Membre de l’OPEP, dont ils sont le quatrième producteur avec 2,5 millions de barils par jour, les Émirats ont décidé d’augmenter d’environ 30 % le prix de l’essence à compter de jeudi, en raison de la poursuite de la hausse des prix du pétrole sur le marché international.
Ces prix ont repris hier matin leur progression, entretenue par les dégâts de l’ouragan Katrina sur les puits et raffineries du golfe du Mexique, le Brent enregistrant même un nouveau record, dans la foulée de celui atteint par le baril la veille à New York, où il avait brièvement dépassé le seuil historique des 70 dollars.
Mais si, dans ce contexte, l’augmentation des prix à la pompe en Europe ou aux États-Unis n’étonne personne, la hausse des prix des carburants, et surtout l’importance de cette hausse, dans un pays qui regorge de pétrole, ont de quoi surprendre.

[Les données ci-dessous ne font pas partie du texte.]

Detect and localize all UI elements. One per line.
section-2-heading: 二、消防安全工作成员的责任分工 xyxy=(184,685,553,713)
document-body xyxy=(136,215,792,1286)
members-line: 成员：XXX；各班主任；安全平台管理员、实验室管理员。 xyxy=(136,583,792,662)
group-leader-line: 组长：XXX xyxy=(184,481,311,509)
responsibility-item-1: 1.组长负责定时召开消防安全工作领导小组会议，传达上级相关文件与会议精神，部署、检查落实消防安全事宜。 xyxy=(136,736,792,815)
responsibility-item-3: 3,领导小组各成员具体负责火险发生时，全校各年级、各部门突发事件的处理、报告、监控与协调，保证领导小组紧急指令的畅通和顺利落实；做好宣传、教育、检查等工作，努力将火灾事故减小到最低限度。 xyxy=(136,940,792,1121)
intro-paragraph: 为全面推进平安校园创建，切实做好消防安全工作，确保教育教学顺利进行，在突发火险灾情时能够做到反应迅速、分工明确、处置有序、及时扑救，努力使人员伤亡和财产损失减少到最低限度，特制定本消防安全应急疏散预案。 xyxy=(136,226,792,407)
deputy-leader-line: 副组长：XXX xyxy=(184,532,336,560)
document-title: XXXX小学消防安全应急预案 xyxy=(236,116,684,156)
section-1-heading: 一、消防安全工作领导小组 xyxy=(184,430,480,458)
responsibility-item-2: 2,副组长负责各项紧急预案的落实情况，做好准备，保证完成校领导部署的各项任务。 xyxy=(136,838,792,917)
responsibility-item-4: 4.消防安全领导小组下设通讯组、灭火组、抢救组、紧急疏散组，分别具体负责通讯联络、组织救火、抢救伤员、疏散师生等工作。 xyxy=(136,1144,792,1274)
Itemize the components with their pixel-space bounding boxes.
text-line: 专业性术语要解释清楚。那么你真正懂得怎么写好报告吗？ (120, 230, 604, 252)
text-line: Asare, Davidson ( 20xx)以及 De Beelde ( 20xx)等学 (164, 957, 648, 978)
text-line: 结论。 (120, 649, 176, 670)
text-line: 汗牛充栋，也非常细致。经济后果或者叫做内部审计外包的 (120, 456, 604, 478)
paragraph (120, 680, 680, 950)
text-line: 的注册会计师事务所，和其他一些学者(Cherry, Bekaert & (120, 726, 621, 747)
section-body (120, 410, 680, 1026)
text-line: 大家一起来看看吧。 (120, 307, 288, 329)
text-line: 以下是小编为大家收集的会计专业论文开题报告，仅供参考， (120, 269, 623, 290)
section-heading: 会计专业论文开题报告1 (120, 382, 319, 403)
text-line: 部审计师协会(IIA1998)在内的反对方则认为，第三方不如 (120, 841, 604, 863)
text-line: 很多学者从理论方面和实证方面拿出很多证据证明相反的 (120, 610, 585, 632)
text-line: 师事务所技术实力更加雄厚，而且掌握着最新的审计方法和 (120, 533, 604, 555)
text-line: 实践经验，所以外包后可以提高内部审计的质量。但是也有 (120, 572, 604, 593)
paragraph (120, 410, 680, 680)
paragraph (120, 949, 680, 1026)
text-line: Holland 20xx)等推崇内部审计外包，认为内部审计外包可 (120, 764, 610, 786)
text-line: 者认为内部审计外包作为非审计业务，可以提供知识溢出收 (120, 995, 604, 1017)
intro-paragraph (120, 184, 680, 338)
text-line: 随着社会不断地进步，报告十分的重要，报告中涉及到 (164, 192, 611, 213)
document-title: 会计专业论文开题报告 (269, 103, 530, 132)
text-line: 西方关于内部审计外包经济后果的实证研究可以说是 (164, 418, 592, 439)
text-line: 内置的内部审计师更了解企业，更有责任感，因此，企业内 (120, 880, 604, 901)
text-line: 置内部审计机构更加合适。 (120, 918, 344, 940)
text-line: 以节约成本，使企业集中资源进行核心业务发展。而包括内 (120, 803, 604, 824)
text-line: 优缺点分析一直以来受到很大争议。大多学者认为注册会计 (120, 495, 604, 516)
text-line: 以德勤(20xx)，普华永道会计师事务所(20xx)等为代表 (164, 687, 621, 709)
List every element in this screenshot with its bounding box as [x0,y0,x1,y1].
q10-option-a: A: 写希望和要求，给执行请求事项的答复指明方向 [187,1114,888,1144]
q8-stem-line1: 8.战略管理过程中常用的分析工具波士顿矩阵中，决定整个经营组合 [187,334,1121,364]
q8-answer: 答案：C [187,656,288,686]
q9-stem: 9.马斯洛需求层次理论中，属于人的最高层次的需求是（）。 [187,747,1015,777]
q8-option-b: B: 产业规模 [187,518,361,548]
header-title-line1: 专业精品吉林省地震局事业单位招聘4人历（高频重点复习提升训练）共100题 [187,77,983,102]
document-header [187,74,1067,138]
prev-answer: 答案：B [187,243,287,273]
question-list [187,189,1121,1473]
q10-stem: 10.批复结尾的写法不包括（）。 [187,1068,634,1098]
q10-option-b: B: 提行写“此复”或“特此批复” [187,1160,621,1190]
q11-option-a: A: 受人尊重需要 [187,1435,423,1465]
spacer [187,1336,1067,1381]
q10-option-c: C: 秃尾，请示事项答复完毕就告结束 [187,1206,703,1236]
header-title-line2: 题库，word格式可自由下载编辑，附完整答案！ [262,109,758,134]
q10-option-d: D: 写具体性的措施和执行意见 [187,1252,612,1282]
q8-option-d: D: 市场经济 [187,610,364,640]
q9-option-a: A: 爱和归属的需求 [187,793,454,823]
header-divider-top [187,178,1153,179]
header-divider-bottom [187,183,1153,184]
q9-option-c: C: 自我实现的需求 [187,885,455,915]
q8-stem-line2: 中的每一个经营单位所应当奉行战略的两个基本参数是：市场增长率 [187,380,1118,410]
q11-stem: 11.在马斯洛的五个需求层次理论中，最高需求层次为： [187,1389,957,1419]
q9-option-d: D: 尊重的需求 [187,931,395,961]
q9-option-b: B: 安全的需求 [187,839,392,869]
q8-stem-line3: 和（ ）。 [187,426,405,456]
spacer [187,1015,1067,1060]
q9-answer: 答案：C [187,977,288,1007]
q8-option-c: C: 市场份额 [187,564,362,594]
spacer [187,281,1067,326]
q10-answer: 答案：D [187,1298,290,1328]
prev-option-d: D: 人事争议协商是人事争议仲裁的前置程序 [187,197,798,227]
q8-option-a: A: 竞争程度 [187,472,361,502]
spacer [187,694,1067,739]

Il s’agit du premier pays du Golfe producteur de pétrole à augmenter les prix des carburants depuis la nouvelle envolée des cours.
Comme pour tous les autres pays du Golfe producteurs d’or noir, l’explosion des cours du brut a engendré ces dernières années une spectaculaire augmentation des recettes budgétaires des Émirats. Le pétrole constitue plus de 80 % des revenus du pays, une fédération créée en 1971 et regroupant sept émirats. L’émirat d’Abou Dhabi assure à lui seul plus de 90 % de la production de brut du pays.
Les autorités justifient cette hausse par « les pertes financières » qu’elles subissent, « d’une année sur l’autre », faute de répercuter la hausse des cours mondiaux sur leurs clients finaux.
Le prix du gallon (4 litres) d’essence augmentera donc jeudi de 0,41 dollar et le prix du gallon de diesel de 0,38 dollar.
L’essence à indice d’octane 95 passera ainsi de 1,29 dollar à 1,70 dollar le gallon, soit une hausse de plus de 31 %, et l’essence à indice d’octane de 1,43 dollar à 1,84 dollar, soit une augmentation supérieure à 28 %.
Le prix du gallon de diesel passera, pour sa part, de 1,72 dollar à 2,10 dollars, soit plus de 22 % de hausse.
Une augmentation des prix des carburants avait eu lieu en avril, mais elle était de faible importance. En octobre dernier, deux des quatre sociétés de distribution émiraties avaient menacé de suspendre la distribution d’essence si les prix n’étaient pas relevés de 30 %. Basées à Dubaï, EPPCO et ENOC avaient déjà mis en avant les pertes occasionnées par l’envolée des cours du brut.
Bien que n’ayant pas eu gain de cause, elles n’avaient pas mis leurs menaces à exécution. Les Émirats avaient ainsi évité une situation incongrue, celle de voir l’un des premiers producteurs de brut du monde victimes d’une pénurie d’essence. Les deux autres sociétés de distribution du pays, Adnoc (compagnie d’État) et Emarat, basées à Abou Dhabi, avaient alors exclu toute fermeture de leurs stations-service.